The key question for global exchange-traded investors is this: will the current financial turmoil over time work itself out or will it spread to the real economy leading to a global economic slowdown or worse a global recession. If it is the former, I say start building positions in cheap ETFs like the Netherlands (NYSEARCA:EWN) which is trading at an incredible nine times earnings. If it is the latter, best to keep your powder dry.
Global economic growth is still robust with the IMF forecasting global growth of 3.4 per cent for this year. But will this forecast hold up if financial problems eventually impact economic growth as they did following the bursting of the tech bubble in 2000?
The Financial Times points out two ways that financial problems could hurt the real economy. The first is consumption. Across the world, household spending has been supported by both property and equity prices. If the US housing slump deepens and markets continue to be weak, consumption growth will slow. Home Depot's and Wal-Mart’s gloomy outlook plus weak auto sales are worrying trends. In turn, many emerging economies, including China, are still to some degree tied to American and European consumers.

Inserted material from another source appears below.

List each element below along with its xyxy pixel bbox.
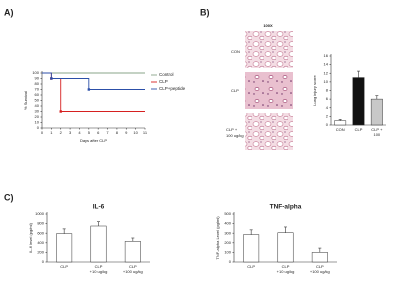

In addition, there is the negative effect of rising borrowing costs on companies’ capital spending and hiring. Global business spending has been supported by record cash flows, as well as by debt-funded investment. While expenditures in these areas may slow gradually as companies adapt to the new environment, there is already some evidence that software and equipment spending is softening in the US. Employment would also be dealt a blow and this, in turn, would hit consumption consumption as the level of employment is closely linked to real disposable income growth.
Watch for signs that highlight what is happening to the real economy: jobs, spending and capital expenditures, and act accordingly to position your ETF portfolio.